Спектакль построен на разрывах современного материала и мифа, динамизма и статики, прирученной мизансценой и освобожденной от заземленности актрисы, привившей к своей классицистской рациональности васильевский дичок подсознания, экрана, на котором плещутся черно-белые волны бесшумного моря-океана (по слухам, Тихого), и тонкой аудиокомпозиции. В результате — после прихода служителя театра, «вестника», с дощечкой-объявлением «Спектакль закончен», в то время как Древиль остается на месте, продолжая «Медею» во времени уже без посмертной маски, — магическое воздействие. Сходное ощущение по другому поводу как-то давно описал Васильев: «Мы смотрим на волну, но пробегает перед нами вся жизнь. Понимаете?» Весь театральный сюжет.

Хайнер Мюллер, возможно, не без оглядки на своего любимого Клейста, который на античной основе создал в «Пентесилее» «новый колоссальный миф вселенского значения» ( Н. Я.Берковский), создает в «Медее» новый камерный миф о бунтарке, варварке, актрисе, объясняющей жанр своего божественного спектакля: «Смейтесь Я хочу видеть вас смеющимися Моя пьеса комедия». Васильев же в эту трагедию дель арте вводит тему «Женщина и море». Игру страстей на фоне немого кино — бурлящего океана. Вводит эпический прием, еще один эффект очуждения артистической стихии, когда на экране сменяются кадры стихии природной. Монтажный синтез запечатленной на пленке природы и невычерпанной природы театрального искусства. Элементарный, казалось бы, прием производит необыденное впечатление.

Такой вот клиповый миракль.

Кадры моря (однажды Древиль обернется и взглянет на картинку) сквозным присутствием действуют усмиряюще и провокативно. Они остужают мятежную актрису в роли «суки», «потаскухи» Медеи. А также всех актеров, которые — по тексту — «дети предательства». Они вырывают из театра «образ Медеи» в морскую пучину, где изгиляется рыба, на воздух, в котором носятся чайки.

«Язон. Когда же это прекратится. Медея.
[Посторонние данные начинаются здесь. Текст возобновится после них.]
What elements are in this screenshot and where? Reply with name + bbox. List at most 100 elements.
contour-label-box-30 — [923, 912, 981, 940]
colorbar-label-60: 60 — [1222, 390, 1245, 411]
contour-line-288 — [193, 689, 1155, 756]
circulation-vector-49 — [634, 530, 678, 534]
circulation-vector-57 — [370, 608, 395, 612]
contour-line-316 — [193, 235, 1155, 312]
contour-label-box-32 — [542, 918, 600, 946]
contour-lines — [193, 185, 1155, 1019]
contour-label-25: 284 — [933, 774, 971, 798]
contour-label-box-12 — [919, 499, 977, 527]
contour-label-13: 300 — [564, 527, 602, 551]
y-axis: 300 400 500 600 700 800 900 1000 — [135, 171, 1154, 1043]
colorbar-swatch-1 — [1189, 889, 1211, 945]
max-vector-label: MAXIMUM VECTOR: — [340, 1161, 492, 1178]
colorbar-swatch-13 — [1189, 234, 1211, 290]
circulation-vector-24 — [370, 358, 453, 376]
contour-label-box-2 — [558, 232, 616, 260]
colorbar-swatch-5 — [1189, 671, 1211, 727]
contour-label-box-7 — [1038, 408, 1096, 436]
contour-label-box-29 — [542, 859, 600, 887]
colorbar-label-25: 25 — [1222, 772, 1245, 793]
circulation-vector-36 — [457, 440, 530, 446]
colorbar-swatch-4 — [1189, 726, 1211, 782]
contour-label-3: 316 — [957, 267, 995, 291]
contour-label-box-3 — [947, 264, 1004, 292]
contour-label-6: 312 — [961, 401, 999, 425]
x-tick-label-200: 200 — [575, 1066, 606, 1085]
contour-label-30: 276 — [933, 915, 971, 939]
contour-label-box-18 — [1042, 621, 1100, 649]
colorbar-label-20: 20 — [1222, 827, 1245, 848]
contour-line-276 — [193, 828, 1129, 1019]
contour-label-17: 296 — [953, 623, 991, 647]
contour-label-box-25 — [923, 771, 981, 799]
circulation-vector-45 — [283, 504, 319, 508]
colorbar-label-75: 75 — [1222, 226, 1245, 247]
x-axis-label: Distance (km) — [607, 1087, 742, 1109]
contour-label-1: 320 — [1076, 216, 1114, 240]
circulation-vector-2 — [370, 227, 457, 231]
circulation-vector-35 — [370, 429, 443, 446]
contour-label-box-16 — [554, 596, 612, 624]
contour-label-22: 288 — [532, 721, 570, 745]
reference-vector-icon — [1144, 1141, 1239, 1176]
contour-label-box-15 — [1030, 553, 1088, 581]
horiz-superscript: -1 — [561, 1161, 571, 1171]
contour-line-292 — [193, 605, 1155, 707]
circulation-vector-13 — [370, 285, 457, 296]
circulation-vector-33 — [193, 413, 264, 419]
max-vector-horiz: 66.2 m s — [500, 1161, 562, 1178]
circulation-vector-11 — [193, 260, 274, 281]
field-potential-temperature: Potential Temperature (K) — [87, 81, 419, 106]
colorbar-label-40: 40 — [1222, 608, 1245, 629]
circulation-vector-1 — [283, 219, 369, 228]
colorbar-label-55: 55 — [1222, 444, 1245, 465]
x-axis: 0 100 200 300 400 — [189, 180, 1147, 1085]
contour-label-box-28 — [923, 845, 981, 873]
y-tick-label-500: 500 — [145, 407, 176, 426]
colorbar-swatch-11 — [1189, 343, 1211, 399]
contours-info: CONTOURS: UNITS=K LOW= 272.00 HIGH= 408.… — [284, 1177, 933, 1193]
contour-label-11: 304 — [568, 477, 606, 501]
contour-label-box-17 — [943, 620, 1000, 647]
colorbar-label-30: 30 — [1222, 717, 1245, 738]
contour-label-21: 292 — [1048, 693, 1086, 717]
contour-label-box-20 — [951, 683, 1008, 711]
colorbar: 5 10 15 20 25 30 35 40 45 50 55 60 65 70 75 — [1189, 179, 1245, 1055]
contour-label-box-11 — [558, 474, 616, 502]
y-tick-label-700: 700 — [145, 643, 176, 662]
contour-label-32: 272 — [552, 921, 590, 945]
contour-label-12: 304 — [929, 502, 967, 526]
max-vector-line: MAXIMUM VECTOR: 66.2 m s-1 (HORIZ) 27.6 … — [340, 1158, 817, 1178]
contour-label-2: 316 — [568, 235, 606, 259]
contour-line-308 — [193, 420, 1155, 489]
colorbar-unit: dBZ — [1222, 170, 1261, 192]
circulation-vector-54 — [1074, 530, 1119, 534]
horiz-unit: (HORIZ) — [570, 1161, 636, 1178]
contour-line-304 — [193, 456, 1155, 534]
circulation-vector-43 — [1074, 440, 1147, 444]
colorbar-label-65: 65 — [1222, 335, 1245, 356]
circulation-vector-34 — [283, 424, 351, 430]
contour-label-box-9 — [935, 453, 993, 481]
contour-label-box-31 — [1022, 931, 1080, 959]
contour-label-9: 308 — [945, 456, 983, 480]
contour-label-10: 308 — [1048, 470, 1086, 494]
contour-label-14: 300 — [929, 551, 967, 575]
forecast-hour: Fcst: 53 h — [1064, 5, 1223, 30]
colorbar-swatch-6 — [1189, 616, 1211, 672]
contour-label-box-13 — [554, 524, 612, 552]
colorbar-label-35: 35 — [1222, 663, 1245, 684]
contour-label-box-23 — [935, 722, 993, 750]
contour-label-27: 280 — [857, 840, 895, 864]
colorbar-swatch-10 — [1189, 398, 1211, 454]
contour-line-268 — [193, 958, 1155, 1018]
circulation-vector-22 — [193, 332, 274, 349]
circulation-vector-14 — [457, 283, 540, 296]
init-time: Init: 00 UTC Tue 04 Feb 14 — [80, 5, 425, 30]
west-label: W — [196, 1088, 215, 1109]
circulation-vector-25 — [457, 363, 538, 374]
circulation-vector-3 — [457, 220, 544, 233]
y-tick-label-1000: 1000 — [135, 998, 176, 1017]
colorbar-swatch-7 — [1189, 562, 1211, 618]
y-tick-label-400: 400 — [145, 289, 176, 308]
Когда это началось Язон»

Ритм — первичный опознавательный знак режиссуры — становится опорной конструкцией этого синтетического спектакля, в котором длится эхо театрального синкретизма.

Двусмысленность маски и условность представления усложняются трагическим гротеском, необиходным измерением Медеи («ваша мать сейчас даст спектакль»), играющей Язона. Вот она, сняв платье для мести, покажет привязанный к ногам фаллос. Потом — по ходу дела — проткнет его заколкой. «Я не женщина и не мужчина». Нетрюковой режиссерский жест пробуждает в женственном театральном персонаже надчеловеческий миф. «Все искусство гротеска есть не что иное, как борьба между Stoff und Form (материалом и формой)» (Мейерхольд). Васильев в этой борьбе, которую разыграл Хайнер Мюллер, побеждает игрой живой фактуры с мертвой натурой. Но главное — самопознанием современной и старинной, приголубленной Васильевым не только прошлым летом на Олимпиаде, театральной практики.

История альтернативного театра и персонального мифа Васильева сохраняется. Неленивые любители кино могут полюбопытствовать.

1 Эйзенштейн С. Монтаж. М., 2000, с. 402.
2 Здесь и далее в цитатах знаки препинания Хайнера Мюллера. ? Прим. ред.